Not everyone is as skeptical of LabCorp's chances to make this agreement work as Snyder. Both Forsman and Knoll said that they thought it was entirely possible for LabCorp to be designated as the primary laboratory of enough physicians (and consequently perform the majority of tests at greater payment levels) to offset the money that it is sure to lose from the UHC contract itself. For LabCorp to see a positive financial effect from its deal with UHC — LabCorp officials indicated that the company expects to realize additional revenue in excess of $3 billion from UHC and associated business — it will have to convince a significant number of physicians and physician networks to designate LabCorp as their primary laboratory.
"Anytime you force a physician to use an exclusive provider that he may not be familiar with or does not have confidence in, there is a chance that the managed care company, in this case UHC, may not get all of the compliance it wants," Knoll says. "It has tools to monitor that, but it still comes down to the fact that the physician has to trust the results that he is getting.
"Additionally, UHC is going to have to find a way to make this convenient for its beneficiaries. If a doctor decides not to use LabCorp as his primary lab, and as a result, patients have to go to a LabCorp patient service center that is not convenient, the patients simply may not get the blood work done. There are also going to be some workarounds. Laboratories who don't have the contracts may offer to write off services.
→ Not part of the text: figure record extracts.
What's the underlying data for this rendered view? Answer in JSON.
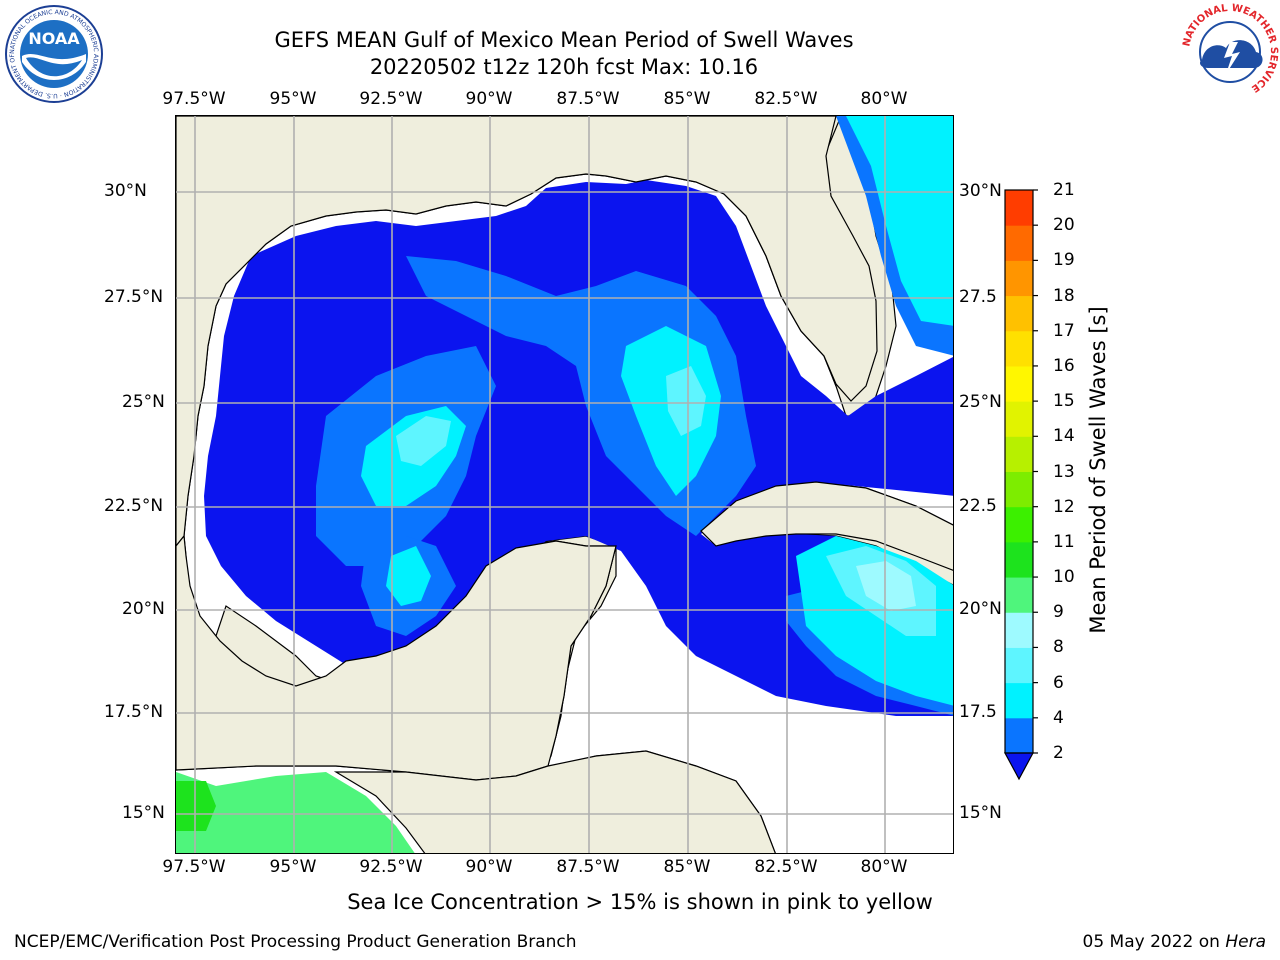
{
  "header": {
    "title_line1": "GEFS MEAN Gulf of Mexico Mean Period of Swell Waves",
    "title_line2": "20220502 t12z 120h fcst   Max: 10.16"
  },
  "map": {
    "lon_ticks": [
      "97.5°W",
      "95°W",
      "92.5°W",
      "90°W",
      "87.5°W",
      "85°W",
      "82.5°W",
      "80°W"
    ],
    "lat_ticks": [
      "30°N",
      "27.5°N",
      "25°N",
      "22.5°N",
      "20°N",
      "17.5°N",
      "15°N"
    ],
    "lat_ticks_right": [
      "30°N",
      "27.5",
      "25°N",
      "22.5",
      "20°N",
      "17.5",
      "15°N"
    ],
    "land_color": "#efeedd",
    "grid_color": "#b0b0b0"
  },
  "colorbar": {
    "title": "Mean Period of Swell Waves [s]",
    "levels": [
      "2",
      "4",
      "6",
      "8",
      "9",
      "10",
      "11",
      "12",
      "13",
      "14",
      "15",
      "16",
      "17",
      "18",
      "19",
      "20",
      "21"
    ],
    "colors": [
      "#0a75ff",
      "#00f2ff",
      "#5ef5ff",
      "#9efaff",
      "#4ff57c",
      "#1de31d",
      "#3cf000",
      "#7ded00",
      "#b7f000",
      "#e1f300",
      "#fff700",
      "#ffe000",
      "#ffc100",
      "#ff9500",
      "#ff6a00",
      "#ff3d00"
    ],
    "extend_color": "#0b14ef"
  },
  "footer": {
    "ice_note": "Sea Ice Concentration > 15% is shown in pink to yellow",
    "branch": "NCEP/EMC/Verification Post Processing Product Generation Branch",
    "date": "05 May 2022 on",
    "host": "Hera"
  },
  "logos": {
    "noaa_text": "NOAA",
    "noaa_ring": "NATIONAL OCEANIC AND ATMOSPHERIC ADMINISTRATION · U.S. DEPARTMENT OF COMMERCE",
    "nws_ring": "NATIONAL WEATHER SERVICE"
  }
}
Then that lab won't send in the claim to UHC so therefore they won't get the data stream and the quality records for their members."
While the scope of the LabCorp/UHC agreement is broader than any in the history of the managed care/laboratory relationship, it is not unique. In 1995, Cigna and SmithKline Beecham Clinical Laboratories (SBCL) signed an agreement that gave SBCL control of laboratory testing for the national HMO piece of Cigna's beneficiaries. Initially, Knoll said that SBCL was able to pull in some of the more profitable PPO business from Cigna beneficiaries as a result of the contract, but once word circulated that the PPO piece was not covered in the SBCL agreement, other laboratories started chipping away at those early gains. Upon the sale of SBCL to Quest in 1999, the deal fizzled out entirely.
Testing the waters
But while no one played "follow the leader" in the wake of the Cigna/SBCL deal, it appears that at least one of UHC's primary competitors, Aetna, is examining the possibility of a national contract for its laboratory services. According to a Wachovia Capital Market report, Aetna has distributed a request for information for laboratory services.
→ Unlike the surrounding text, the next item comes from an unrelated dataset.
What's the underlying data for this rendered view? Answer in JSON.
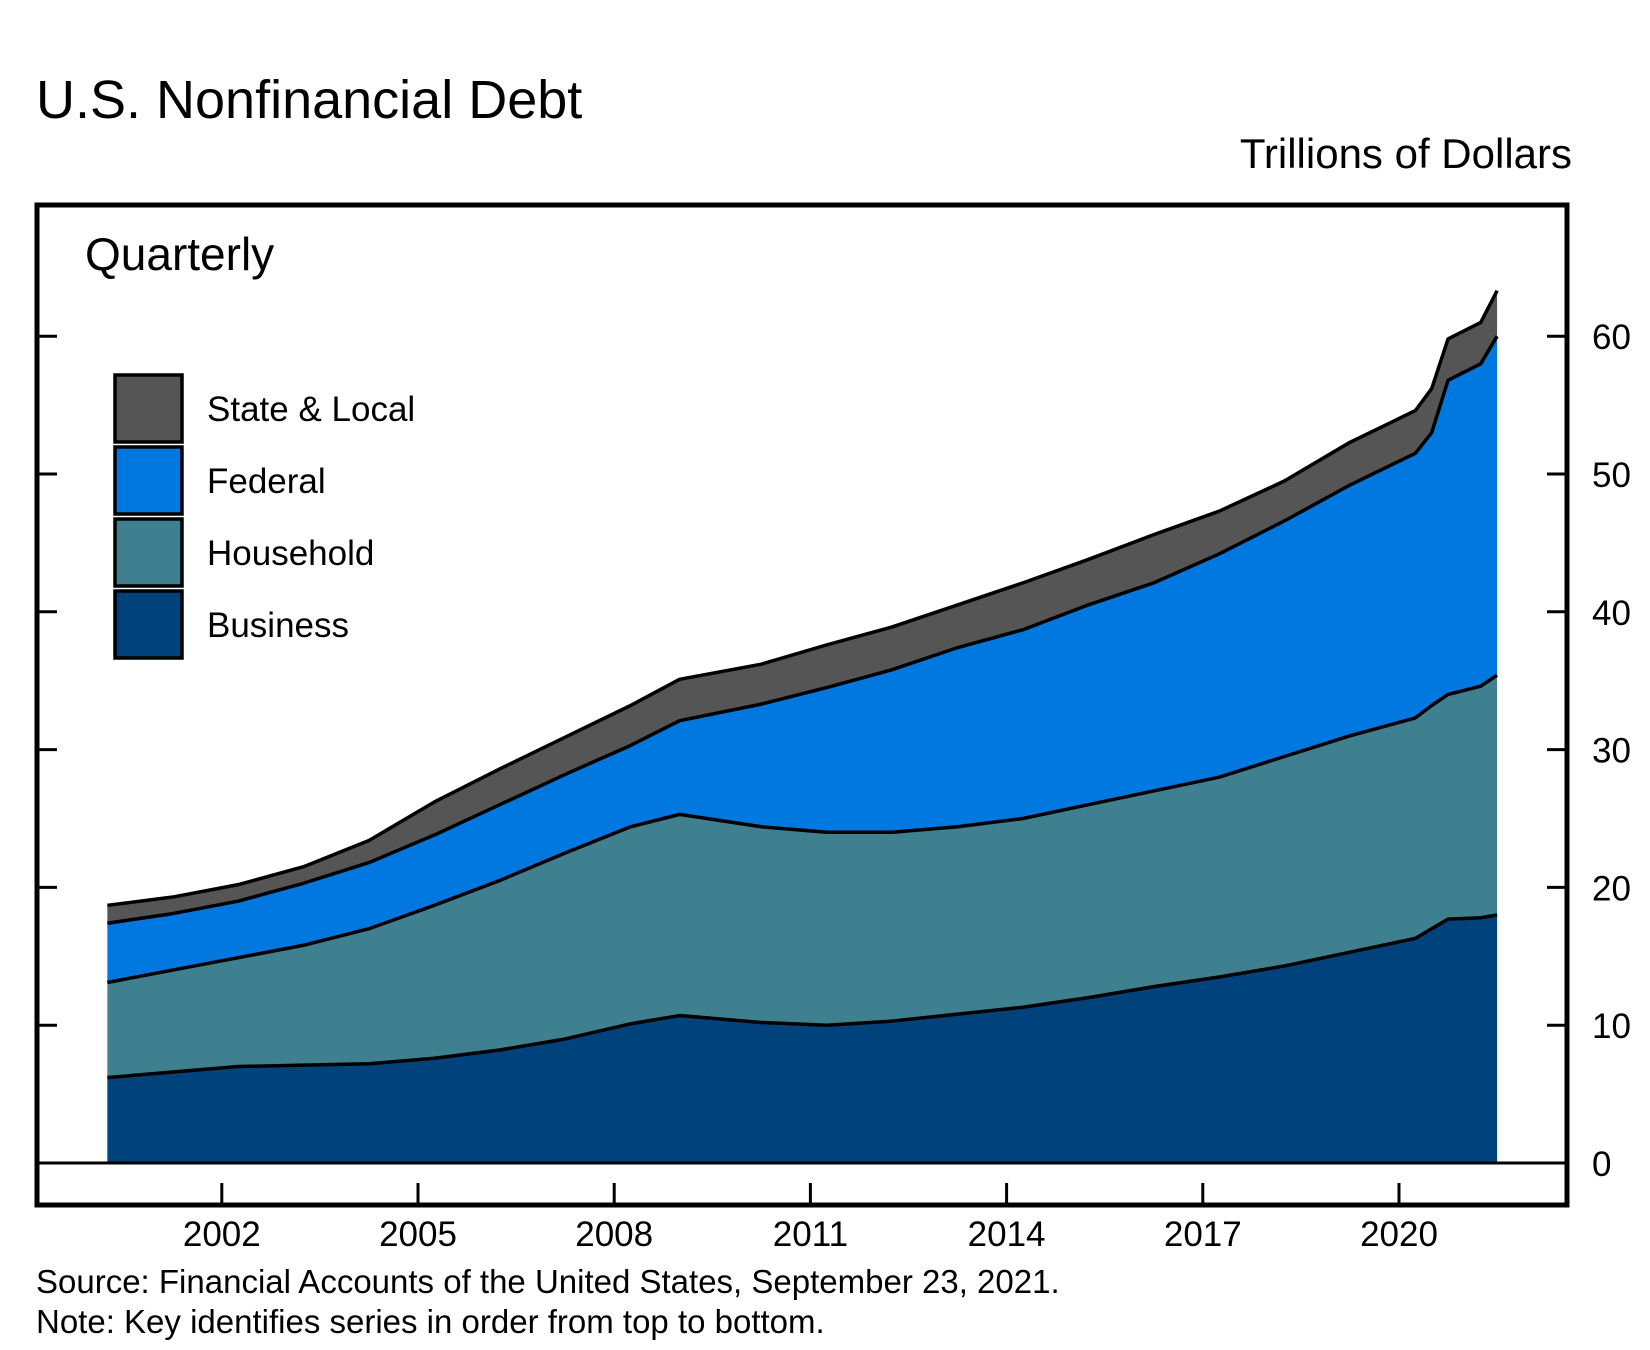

Currently, both LabCorp and Quest service pieces of Aetna's contract base. However, on March 2, LabCorp announced that it will no longer be servicing Aetna patients as of July 1.
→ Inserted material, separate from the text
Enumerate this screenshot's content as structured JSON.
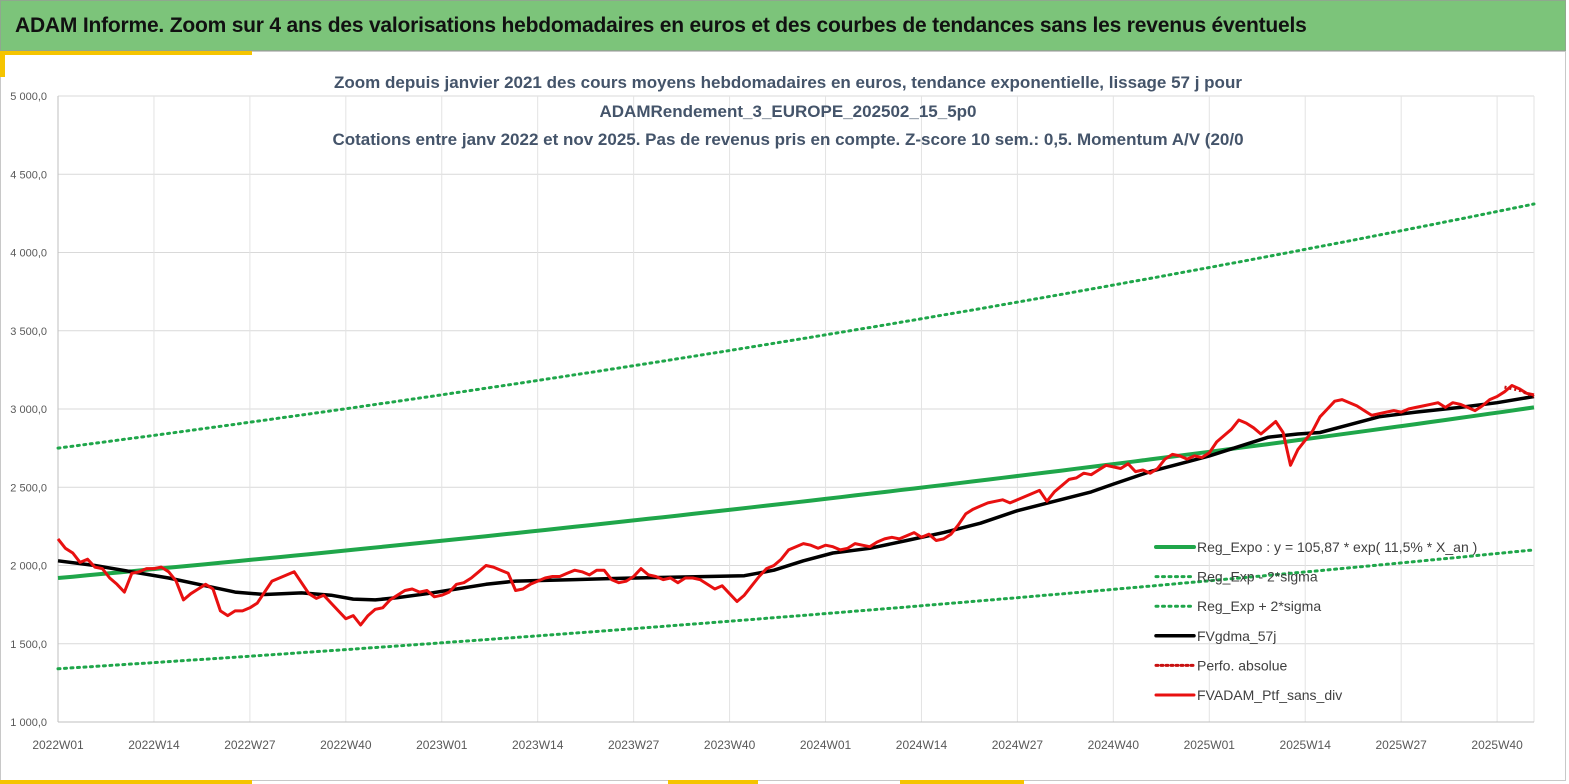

At press time, there had still been no announcement from Quest or Aetna indicating that a national laboratory contract similar to the UnitedHealthcare/LabCorp agreement has been signed.
"Because UHC is such a big competitor with Aetna and Cigna, those plans are going to have to do something better to compete," Knoll said. "This year is going to be a big year for the evolution of agreements between managed care and the laboratory. If physicians and patients are affected significantly by the agreement between UHC and LabCorp on a negative basis, they may attempt to sabotage that deal. But if everything goes smoothly, national agreements may become the norm."